ANNO 14 n° 116
Il volo ''freddo'' del Buran
Vento gelido? Ma non era un veicolo spaziale? Sì, è entrambe le cose
14/03/2012 - 18:41

di Giovanna Bianconi

 

In questi giorni le temperature sono state incredibilmente alte, e il ricordo del gelo è ormai svanito, come i cumuli di neve per le strade. E’ marzo, e in giro tutti sono felici del tepore, già proiettati verso la primavera, le vacanze di Pasqua e le scampagnate.

Sembra incredibile che nemmeno un mese fa la gente parlasse con tono esperto di emergenza maltempo. Molti in quei giorni avranno sentito un nome familiare e glorioso: Buran. “Vento freddo?… Ma non era un veicolo spaziale?” Ebbene sì, Buran è tutte e due le cose.

Correva l’anno 1974 ed iniziava il programma spaziale russo буран (Buran). In quegli anni di guerra fredda tra Stati Uniti e Unione Sovietica per il veicolo fu scelto il nome solenne del vento freddo e forte delle steppe delle pianure ad ovest degli Urali. Il significato, nemmeno a dirlo, era simbolico: il Buran è una forza della natura che gela tutto ciò che tocca, e la violenza con cui soffia genera vere e proprie tormente di neve, che spazzano via ogni cosa.

I grandiosi piani del regime prevedevano la costruzione di una flotta di cinque veicoli per arrivare ad un ritmo di 20 missioni all’anno, a partire dal 1990. Analogo sovietico dello Shuttle, il primo Buran fu assemblato in soli quattro anni. Era un veicolo lungo 36 metri, alto 17 e con un’apertura alare di 23, in grado di raggiungere l’incredibile velocità di 27.000 km/h, pari a 24 volte quella del suono.

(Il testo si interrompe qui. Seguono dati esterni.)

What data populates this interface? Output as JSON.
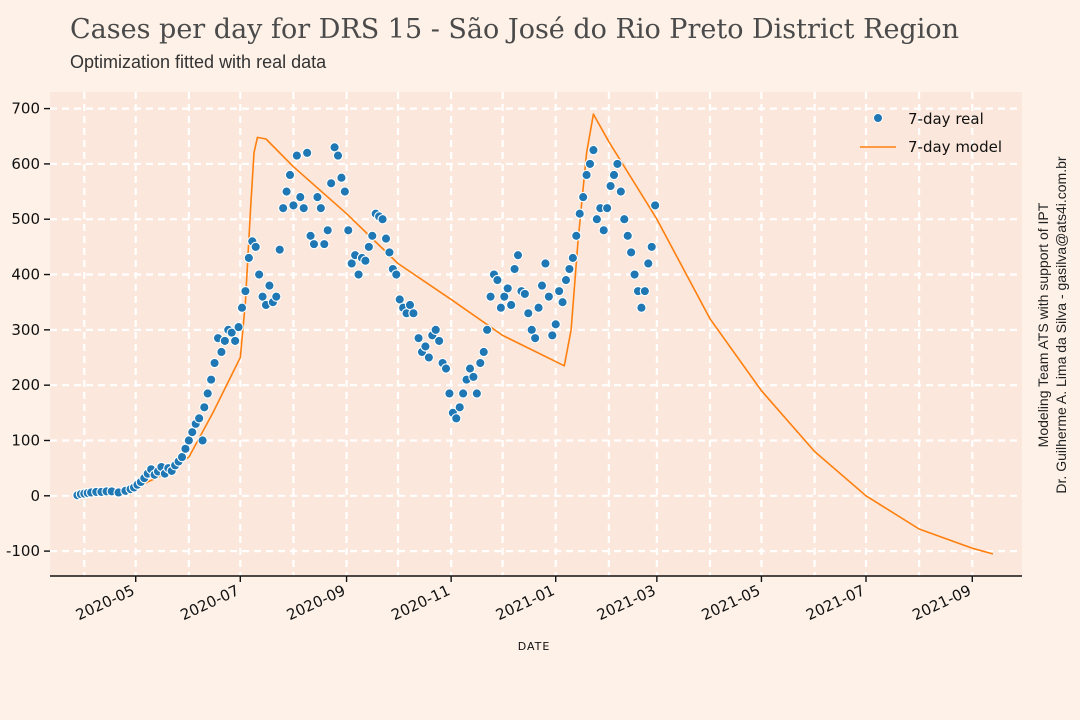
{
  "header": {
    "title": "Cases per day for DRS 15 - São José do Rio Preto District Region",
    "subtitle": "Optimization fitted with real data"
  },
  "credit": {
    "line1": "Modeling Team ATS with support of IPT",
    "line2": "Dr. Guilherme A. Lima da Silva - gasilva@ats4i.com.br"
  },
  "colors": {
    "background": "#fdf1e8",
    "plot_area": "#fbe7db",
    "real": "#1f77b4",
    "model": "#ff7f0e"
  },
  "chart_data": {
    "type": "scatter",
    "title": "Cases per day for DRS 15 - São José do Rio Preto District Region",
    "subtitle": "Optimization fitted with real data",
    "xlabel": "DATE",
    "ylabel": "",
    "xlim": [
      "2020-03-12",
      "2021-09-30"
    ],
    "ylim": [
      -145,
      730
    ],
    "yticks": [
      -100,
      0,
      100,
      200,
      300,
      400,
      500,
      600,
      700
    ],
    "xticks": [
      "2020-05-01",
      "2020-07-01",
      "2020-09-01",
      "2020-11-01",
      "2021-01-01",
      "2021-03-01",
      "2021-05-01",
      "2021-07-01",
      "2021-09-01"
    ],
    "xtick_labels": [
      "2020-05",
      "2020-07",
      "2020-09",
      "2020-11",
      "2021-01",
      "2021-03",
      "2021-05",
      "2021-07",
      "2021-09"
    ],
    "grid": true,
    "legend": {
      "position": "top-right",
      "entries": [
        "7-day real",
        "7-day model"
      ]
    },
    "series": [
      {
        "name": "7-day real",
        "kind": "scatter",
        "points": [
          [
            "2020-03-28",
            1
          ],
          [
            "2020-03-30",
            3
          ],
          [
            "2020-04-01",
            4
          ],
          [
            "2020-04-03",
            5
          ],
          [
            "2020-04-05",
            6
          ],
          [
            "2020-04-08",
            7
          ],
          [
            "2020-04-11",
            7
          ],
          [
            "2020-04-14",
            8
          ],
          [
            "2020-04-17",
            8
          ],
          [
            "2020-04-21",
            6
          ],
          [
            "2020-04-25",
            9
          ],
          [
            "2020-04-28",
            12
          ],
          [
            "2020-04-30",
            15
          ],
          [
            "2020-05-02",
            20
          ],
          [
            "2020-05-04",
            25
          ],
          [
            "2020-05-06",
            32
          ],
          [
            "2020-05-08",
            40
          ],
          [
            "2020-05-10",
            48
          ],
          [
            "2020-05-12",
            38
          ],
          [
            "2020-05-14",
            44
          ],
          [
            "2020-05-16",
            52
          ],
          [
            "2020-05-18",
            40
          ],
          [
            "2020-05-20",
            50
          ],
          [
            "2020-05-22",
            45
          ],
          [
            "2020-05-24",
            55
          ],
          [
            "2020-05-26",
            62
          ],
          [
            "2020-05-28",
            70
          ],
          [
            "2020-05-30",
            85
          ],
          [
            "2020-06-01",
            100
          ],
          [
            "2020-06-03",
            115
          ],
          [
            "2020-06-05",
            130
          ],
          [
            "2020-06-07",
            140
          ],
          [
            "2020-06-09",
            100
          ],
          [
            "2020-06-10",
            160
          ],
          [
            "2020-06-12",
            185
          ],
          [
            "2020-06-14",
            210
          ],
          [
            "2020-06-16",
            240
          ],
          [
            "2020-06-18",
            285
          ],
          [
            "2020-06-20",
            260
          ],
          [
            "2020-06-22",
            280
          ],
          [
            "2020-06-24",
            300
          ],
          [
            "2020-06-26",
            295
          ],
          [
            "2020-06-28",
            280
          ],
          [
            "2020-06-30",
            305
          ],
          [
            "2020-07-02",
            340
          ],
          [
            "2020-07-04",
            370
          ],
          [
            "2020-07-06",
            430
          ],
          [
            "2020-07-08",
            460
          ],
          [
            "2020-07-10",
            450
          ],
          [
            "2020-07-12",
            400
          ],
          [
            "2020-07-14",
            360
          ],
          [
            "2020-07-16",
            345
          ],
          [
            "2020-07-18",
            380
          ],
          [
            "2020-07-20",
            350
          ],
          [
            "2020-07-22",
            360
          ],
          [
            "2020-07-24",
            445
          ],
          [
            "2020-07-26",
            520
          ],
          [
            "2020-07-28",
            550
          ],
          [
            "2020-07-30",
            580
          ],
          [
            "2020-08-01",
            525
          ],
          [
            "2020-08-03",
            615
          ],
          [
            "2020-08-05",
            540
          ],
          [
            "2020-08-07",
            520
          ],
          [
            "2020-08-09",
            620
          ],
          [
            "2020-08-11",
            470
          ],
          [
            "2020-08-13",
            455
          ],
          [
            "2020-08-15",
            540
          ],
          [
            "2020-08-17",
            520
          ],
          [
            "2020-08-19",
            455
          ],
          [
            "2020-08-21",
            480
          ],
          [
            "2020-08-23",
            565
          ],
          [
            "2020-08-25",
            630
          ],
          [
            "2020-08-27",
            615
          ],
          [
            "2020-08-29",
            575
          ],
          [
            "2020-08-31",
            550
          ],
          [
            "2020-09-02",
            480
          ],
          [
            "2020-09-04",
            420
          ],
          [
            "2020-09-06",
            435
          ],
          [
            "2020-09-08",
            400
          ],
          [
            "2020-09-10",
            430
          ],
          [
            "2020-09-12",
            425
          ],
          [
            "2020-09-14",
            450
          ],
          [
            "2020-09-16",
            470
          ],
          [
            "2020-09-18",
            510
          ],
          [
            "2020-09-20",
            505
          ],
          [
            "2020-09-22",
            500
          ],
          [
            "2020-09-24",
            465
          ],
          [
            "2020-09-26",
            440
          ],
          [
            "2020-09-28",
            410
          ],
          [
            "2020-09-30",
            400
          ],
          [
            "2020-10-02",
            355
          ],
          [
            "2020-10-04",
            340
          ],
          [
            "2020-10-06",
            330
          ],
          [
            "2020-10-08",
            345
          ],
          [
            "2020-10-10",
            330
          ],
          [
            "2020-10-13",
            285
          ],
          [
            "2020-10-15",
            260
          ],
          [
            "2020-10-17",
            270
          ],
          [
            "2020-10-19",
            250
          ],
          [
            "2020-10-21",
            290
          ],
          [
            "2020-10-23",
            300
          ],
          [
            "2020-10-25",
            280
          ],
          [
            "2020-10-27",
            240
          ],
          [
            "2020-10-29",
            230
          ],
          [
            "2020-10-31",
            185
          ],
          [
            "2020-11-02",
            150
          ],
          [
            "2020-11-04",
            140
          ],
          [
            "2020-11-06",
            160
          ],
          [
            "2020-11-08",
            185
          ],
          [
            "2020-11-10",
            210
          ],
          [
            "2020-11-12",
            230
          ],
          [
            "2020-11-14",
            215
          ],
          [
            "2020-11-16",
            185
          ],
          [
            "2020-11-18",
            240
          ],
          [
            "2020-11-20",
            260
          ],
          [
            "2020-11-22",
            300
          ],
          [
            "2020-11-24",
            360
          ],
          [
            "2020-11-26",
            400
          ],
          [
            "2020-11-28",
            390
          ],
          [
            "2020-11-30",
            340
          ],
          [
            "2020-12-02",
            360
          ],
          [
            "2020-12-04",
            375
          ],
          [
            "2020-12-06",
            345
          ],
          [
            "2020-12-08",
            410
          ],
          [
            "2020-12-10",
            435
          ],
          [
            "2020-12-12",
            370
          ],
          [
            "2020-12-14",
            365
          ],
          [
            "2020-12-16",
            330
          ],
          [
            "2020-12-18",
            300
          ],
          [
            "2020-12-20",
            285
          ],
          [
            "2020-12-22",
            340
          ],
          [
            "2020-12-24",
            380
          ],
          [
            "2020-12-26",
            420
          ],
          [
            "2020-12-28",
            360
          ],
          [
            "2020-12-30",
            290
          ],
          [
            "2021-01-01",
            310
          ],
          [
            "2021-01-03",
            370
          ],
          [
            "2021-01-05",
            350
          ],
          [
            "2021-01-07",
            390
          ],
          [
            "2021-01-09",
            410
          ],
          [
            "2021-01-11",
            430
          ],
          [
            "2021-01-13",
            470
          ],
          [
            "2021-01-15",
            510
          ],
          [
            "2021-01-17",
            540
          ],
          [
            "2021-01-19",
            580
          ],
          [
            "2021-01-21",
            600
          ],
          [
            "2021-01-23",
            625
          ],
          [
            "2021-01-25",
            500
          ],
          [
            "2021-01-27",
            520
          ],
          [
            "2021-01-29",
            480
          ],
          [
            "2021-01-31",
            520
          ],
          [
            "2021-02-02",
            560
          ],
          [
            "2021-02-04",
            580
          ],
          [
            "2021-02-06",
            600
          ],
          [
            "2021-02-08",
            550
          ],
          [
            "2021-02-10",
            500
          ],
          [
            "2021-02-12",
            470
          ],
          [
            "2021-02-14",
            440
          ],
          [
            "2021-02-16",
            400
          ],
          [
            "2021-02-18",
            370
          ],
          [
            "2021-02-20",
            340
          ],
          [
            "2021-02-22",
            370
          ],
          [
            "2021-02-24",
            420
          ],
          [
            "2021-02-26",
            450
          ],
          [
            "2021-02-28",
            525
          ]
        ]
      },
      {
        "name": "7-day model",
        "kind": "line",
        "points": [
          [
            "2020-03-28",
            0
          ],
          [
            "2020-04-15",
            3
          ],
          [
            "2020-05-01",
            15
          ],
          [
            "2020-05-15",
            35
          ],
          [
            "2020-06-01",
            70
          ],
          [
            "2020-06-15",
            150
          ],
          [
            "2020-07-01",
            250
          ],
          [
            "2020-07-04",
            350
          ],
          [
            "2020-07-07",
            520
          ],
          [
            "2020-07-09",
            620
          ],
          [
            "2020-07-11",
            648
          ],
          [
            "2020-07-16",
            645
          ],
          [
            "2020-08-01",
            595
          ],
          [
            "2020-09-01",
            510
          ],
          [
            "2020-10-01",
            420
          ],
          [
            "2020-11-01",
            355
          ],
          [
            "2020-12-01",
            290
          ],
          [
            "2021-01-06",
            235
          ],
          [
            "2021-01-10",
            300
          ],
          [
            "2021-01-14",
            460
          ],
          [
            "2021-01-19",
            620
          ],
          [
            "2021-01-23",
            690
          ],
          [
            "2021-02-01",
            640
          ],
          [
            "2021-03-01",
            500
          ],
          [
            "2021-04-01",
            320
          ],
          [
            "2021-05-01",
            190
          ],
          [
            "2021-06-01",
            80
          ],
          [
            "2021-07-01",
            0
          ],
          [
            "2021-08-01",
            -60
          ],
          [
            "2021-09-01",
            -95
          ],
          [
            "2021-09-13",
            -105
          ]
        ]
      }
    ]
  }
}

E quella velocità il Buran la raggiunse davvero, quando nel 1988 partì dal cosmodromo di Baikonour portato in orbita dal razzo vettore “Energia”. Purtroppo però lasciò il Kazakistan solo per compiere due giri attorno alla Terra, senza equipaggio a bordo e in modo totalmente automatico, per un tempo totale di volo di soli 206 minuti. E quello fu l’unico volo della prima navetta spaziale sovietica. Infatti, come spesso accade, i progetti scientifici vengono influenzati da questioni geopolitiche ed economiche, e fu così che nel 1992 il crollo dell’Unione Sovietica fu fatale al programma.

I tempi cambiano, e tristemente delle sole tre navette a suo tempo costruite oggi rimane solo quella ancora esposta (a pagamento) al Gorkij Park, nel centro di Mosca. Infatti il Buran che volò nel 1988 venne fortemente danneggiato per il crollo dell’hangar del cosmodromo in cui era custodito, mentre il terzo fu smantellato.

Tornando al Buran “terrestre”, come ormai sappiamo riesce ad oltrepassare gli Urali e, aggirando la catena alpina, ad entrare nell’area del Mediterraneo in media ogni 10-15 anni. E quando investe in pieno l’Europa, soprattutto se associato a nevicate in zone che raramente subiscono simili eventi, può rappresentare una vera minaccia per la pubblica incolumità. L’ultima volta che il Buran arrivò in modo netto in Italia fu nel dicembre del 1996, quando si verificarono vere e proprie ondate di gelo siberiano e raffiche di vento fino a 150 km/h. Come è successo nemmeno un mese fa, anche allora ci furono crolli termici improvvisi e consistenti, insomma un freddo da record, non a caso è chiamato l’ “espresso siberiano”.

La parabola del Buran, gelido vento millenario e fallito programma spaziale, questo insegna: nella storia tutto passa e va, tutto si modifica e si evolve, fino ad arrivare in qualche modo ai giorni nostri, e magari a dargli un senso. La natura invece, con i suoi cicli lenti e costanti, cambia in modo più gentile, dandoci spesso la (erronea) sensazione che tutto rimanga immutato nel tempo.

Una cosa però è da tenere bene a mente: se dovesse tornare non chiamatelo erroneamente “Burian” o “Buriana”, con certi Zar non c’è da scherzare.